Nikolay Nikolayevich Romanov, 1914

Background
Lived: 1856-1929.
Nikolay Nikolayevich was the grandson of Nicholas I. “Nikolasha” was born in St. Petersburg and was educated at the General Staff Academy.

Career
Although he had served in the Russo-Turkish War (1877-78) under the command of his own father, his experience in the battlefield was very scarce. Nikolay was a tough general and very popular among his soldiers.

According to a legend, Grand Duke Nikolay threatened to shoot himself in Nicholas II’s cabinet if he did not accept Sergey Witte’s October Manifesto.

World War I
The tsar appointed Grand Duke Nikolay as the Supreme Commander of the Russian Armed Forces in World War I. Nikoly was 58 and had never actually commanded in a battlefield before. The result was a disastrous defeat at Tannenberg (1914).

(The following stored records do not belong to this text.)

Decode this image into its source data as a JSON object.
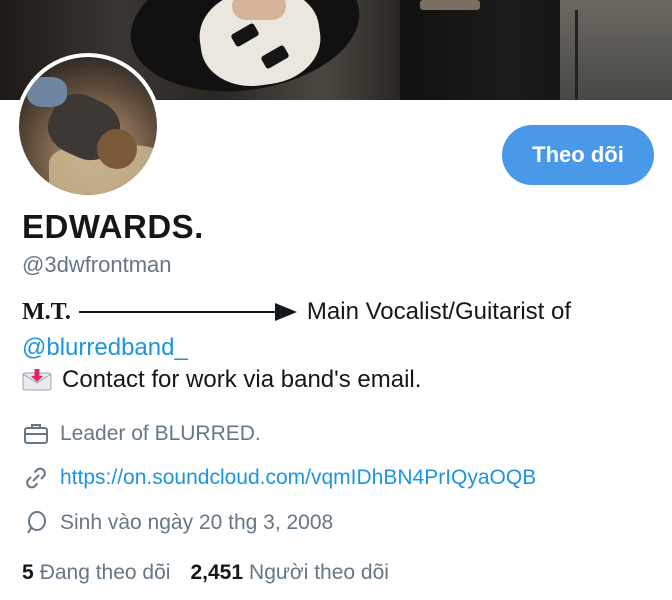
{
  "profile": {
    "display_name": "EDWARDS.",
    "handle": "@3dwfrontman",
    "follow_button_label": "Theo dõi"
  },
  "bio": {
    "line1_prefix": "M.T.",
    "line1_text": "Main Vocalist/Guitarist of",
    "mention": "@blurredband_",
    "line2_text": "Contact for work via band's email.",
    "line2_icon": "incoming-envelope-icon"
  },
  "meta": {
    "work": {
      "icon": "briefcase-icon",
      "text": "Leader of BLURRED."
    },
    "link": {
      "icon": "link-icon",
      "text": "https://on.soundcloud.com/vqmIDhBN4PrIQyaOQB"
    },
    "birthday": {
      "icon": "balloon-icon",
      "text": "Sinh vào ngày 20 thg 3, 2008"
    }
  },
  "stats": {
    "following_count": "5",
    "following_label": "Đang theo dõi",
    "followers_count": "2,451",
    "followers_label": "Người theo dõi"
  },
  "colors": {
    "accent": "#4a99e9",
    "link": "#1b95e0",
    "muted": "#657786",
    "text": "#14171a"
  }
}
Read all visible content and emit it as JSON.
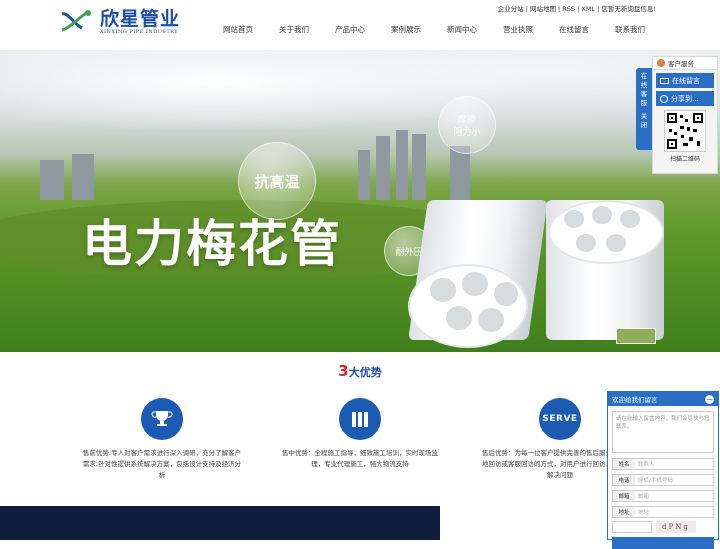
{
  "header": {
    "logo_cn": "欣星管业",
    "logo_en": "XINXING PIPE INDUSTRY",
    "toplinks": "企业分站 | 网站地图 | RSS | XML | 您暂无新询盘信息!",
    "nav": [
      "网站首页",
      "关于我们",
      "产品中心",
      "案例展示",
      "新闻中心",
      "营业执照",
      "在线留言",
      "联系我们"
    ]
  },
  "banner": {
    "headline": "电力梅花管",
    "bubbles": [
      "抗高温",
      "摩擦\n阻力小",
      "耐外压"
    ]
  },
  "advantages": {
    "title_num": "3",
    "title_text": "大优势",
    "items": [
      {
        "icon": "trophy-icon",
        "text": "售前优势:专人对客户需求进行深入调研，充分了解客户需求;针对性提供系统解决方案，包括设计支持及经济分析"
      },
      {
        "icon": "books-icon",
        "text": "售中优势：全程施工指导，细致施工培训，实时现场监理，专业代理施工，强大物流支持"
      },
      {
        "icon": "serve-icon",
        "icon_label": "SERVE",
        "text": "售后优势：为每一位客户提供完善的售后服务，通过工地回访或客服回访的方式，对用户进行回访，帮助客户解决问题"
      }
    ]
  },
  "float_service": {
    "tab_label": "在线客服",
    "tab_close": "关闭",
    "head": "客户服务",
    "buttons": [
      "在线留言",
      "分享到..."
    ],
    "qr_caption": "扫描二维码"
  },
  "message_box": {
    "title": "欢迎给我们留言",
    "close": "−",
    "placeholder": "请在此输入留言内容，我们会尽快与您联系。",
    "fields": [
      {
        "label": "姓名",
        "placeholder": "联系人"
      },
      {
        "label": "电话",
        "placeholder": "座机/手机号码"
      },
      {
        "label": "邮箱",
        "placeholder": "邮箱"
      },
      {
        "label": "地址",
        "placeholder": "地址"
      }
    ],
    "captcha": "dPNg"
  },
  "colors": {
    "brand_blue": "#1c4fa3",
    "accent_red": "#e02020",
    "float_blue": "#2a6fc4",
    "footer_navy": "#0f1e3d"
  }
}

Nicholas II then delicately demoted him to command the Caucasus front that was already successfully functioning, as general Yudenich was having one victory after the other.

Emigration
In 1919, Nikolay escaped to France and became the central figure of the Russian All-Military Union that connected all the White emigrants, among them Pyotr Wrangel.

Death
Despite repeated attempts by the Soviet spies to take him as a hostage, he died of natural causes in French Riviera in 1929.